Jelas bahwa kakak beradik ini memiliki hubungan baik dengan para tetangga, dan Husky segera berteriak dan mengundang semua tetangga untuk mencicipi makanan tersebut. Pria sederhana ini sangat ramah; jika tidak, dia tidak akan mengundang Fei ke rumah saudara perempuannya padahal dia baru bertemu Fei sekali. Tak lama kemudian, halaman itu dipenuhi lebih dari selusin orang dari berbagai kelompok usia.
“Kak Jessica, siapa komandan tampan ini? Apakah dia tunanganmu?” seorang gadis berbintik-bintik dan satu atau dua tahun lebih muda dari Jessica bercanda dengannya.
“Hei, aku akan menyumpal mulutmu jika kau mengulangi hal seperti itu,” Jessica mencubit pipi gadis itu dan berkata, “Dia teman Emile.”
Namun, penjelasan Jessica tidak diterima oleh para tetangga yang ramah. Meskipun para tetangga ini miskin, mereka dapat melihat bahwa pemuda ini luar biasa. Meskipun ia mengenakan pakaian biasa, tampak berbeda dari para bangsawan, dan tersenyum cerah, ia memiliki aura agung di sekitarnya; para bangsawan yang terkikis oleh kenyamanan dan nafsu tidak dapat dibandingkan dengannya.
“Jessica adalah gadis yang baik; anak muda, kau beruntung jika bisa menikahinya.”
“Ya, meskipun Jessica kita lahir di lingkungan miskin kita, seorang pendeta dari Gereja Suci mengatakan bahwa ia akan menjadi orang berpengaruh yang bahkan tidak dapat dicapai oleh para wanita bangsawan.
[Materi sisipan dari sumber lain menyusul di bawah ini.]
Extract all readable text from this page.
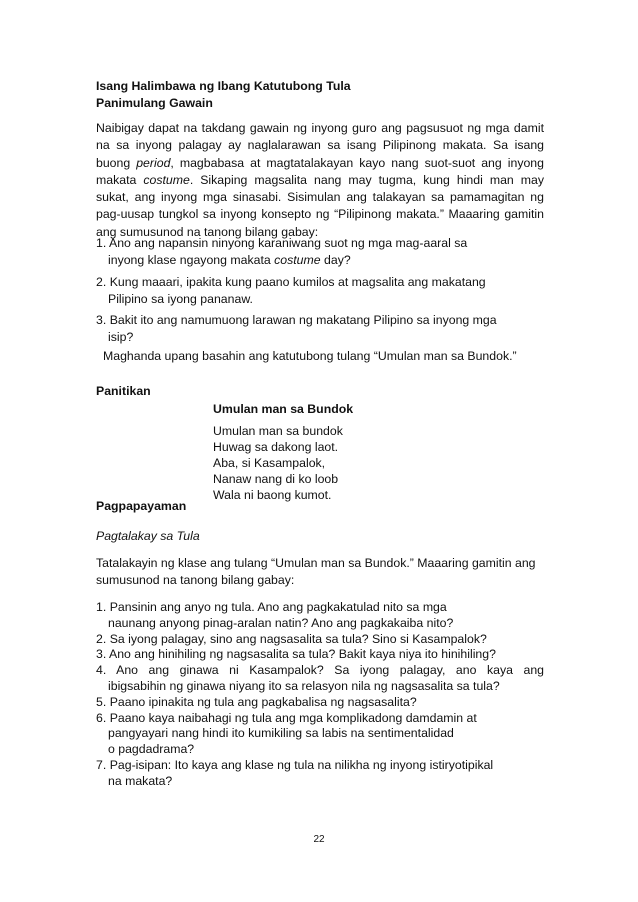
Isang Halimbawa ng Ibang Katutubong Tula
Panimulang Gawain
Naibigay dapat na takdang gawain ng inyong guro ang pagsusuot ng mga damit na sa inyong palagay ay naglalarawan sa isang Pilipinong makata. Sa isang buong period, magbabasa at magtatalakayan kayo nang suot-suot ang inyong makata costume. Sikaping magsalita nang may tugma, kung hindi man may sukat, ang inyong mga sinasabi. Sisimulan ang talakayan sa pamamagitan ng pag-uusap tungkol sa inyong konsepto ng “Pilipinong makata.” Maaaring gamitin ang sumusunod na tanong bilang gabay:
1. Ano ang napansin ninyong karaniwang suot ng mga mag-aaral sa
inyong klase ngayong makata costume day?
2. Kung maaari, ipakita kung paano kumilos at magsalita ang makatang
Pilipino sa iyong pananaw.
3. Bakit ito ang namumuong larawan ng makatang Pilipino sa inyong mga
isip?
Maghanda upang basahin ang katutubong tulang “Umulan man sa Bundok.”
Panitikan
Umulan man sa Bundok
Umulan man sa bundok
Huwag sa dakong laot.
Aba, si Kasampalok,
Nanaw nang di ko loob
Wala ni baong kumot.
Pagpapayaman
Pagtalakay sa Tula
Tatalakayin ng klase ang tulang “Umulan man sa Bundok.” Maaaring gamitin ang sumusunod na tanong bilang gabay:
1. Pansinin ang anyo ng tula. Ano ang pagkakatulad nito sa mga
naunang anyong pinag-aralan natin? Ano ang pagkakaiba nito?
2. Sa iyong palagay, sino ang nagsasalita sa tula? Sino si Kasampalok?
3. Ano ang hinihiling ng nagsasalita sa tula? Bakit kaya niya ito hinihiling?
4. Ano ang ginawa ni Kasampalok? Sa iyong palagay, ano kaya ang
ibigsabihin ng ginawa niyang ito sa relasyon nila ng nagsasalita sa tula?
5. Paano ipinakita ng tula ang pagkabalisa ng nagsasalita?
6. Paano kaya naibahagi ng tula ang mga komplikadong damdamin at
pangyayari nang hindi ito kumikiling sa labis na sentimentalidad
o pagdadrama?
7. Pag-isipan: Ito kaya ang klase ng tula na nilikha ng inyong istiryotipikal
na makata?
22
Anak muda, kurasa kalian berdua cocok!”
Banyak orang yang merupakan paman dan bibi Jessica memberi tahu Fei banyak hal tentang Jessica; mereka semua salah paham tentang hubungan mereka.
“Hei, jangan bilang begitu! Fei, kurasa kau pantas menjadi saudara iparku! Haha!” setelah Husky menggaruk kepalanya dan menatap adiknya dan Fei, ia berbicara seolah-olah menemukan sesuatu.
Fei hanya tersenyum dan tidak mengatakan apa-apa.
“Ah, hahaha! Banyak sekali orang di sini! Hah? Kalian tahu kalau Jessica dan aku akan bertunangan hari ini? Dan kalian semua ada di sini untuk menyaksikannya? Aku harus berterima kasih sebelumnya kepada kalian semua….” sebuah suara keras dan melengking terdengar, dan langsung merusak suasana yang menyenangkan.
Wajah semua orang berubah warna.
Fei melihat ke arah suara itu dan melihat lima pria berjalan ke halaman mengenakan seragam tentara.
Mereka semua tersenyum; mereka tidak merasa canggung meskipun tidak diundang.
Pria yang paling depan bertubuh kurus, dan punggungnya sedikit bungkuk. Dengan ekspresi sembrono di wajahnya, dia memang terlihat seperti monyet. Selain itu, dia memegang kaki babi hutan yang berlumuran darah di tangannya.
“Sialan! Monkey Knite! Bajingan! Bukankah kau anggota milisi? Kenapa kau di tempatku? Pergi sana! Kalau tidak, aku tidak akan bersikap sopan lagi padamu!” Reaksi Husky sangat agresif. Dia berdiri dan berteriak pada kelima pria yang berlari ke halaman.
“Hei, Husky! Kenapa kau masih agresif? Hari ini, aku di sini untuk melamar Jessica. Lihat hadiahku! Bagaimana menurutmu?”
Monkey-like Knite mendorong Husky dengan ringan, dan Husky langsung jatuh tersungkur meskipun tubuhnya besar.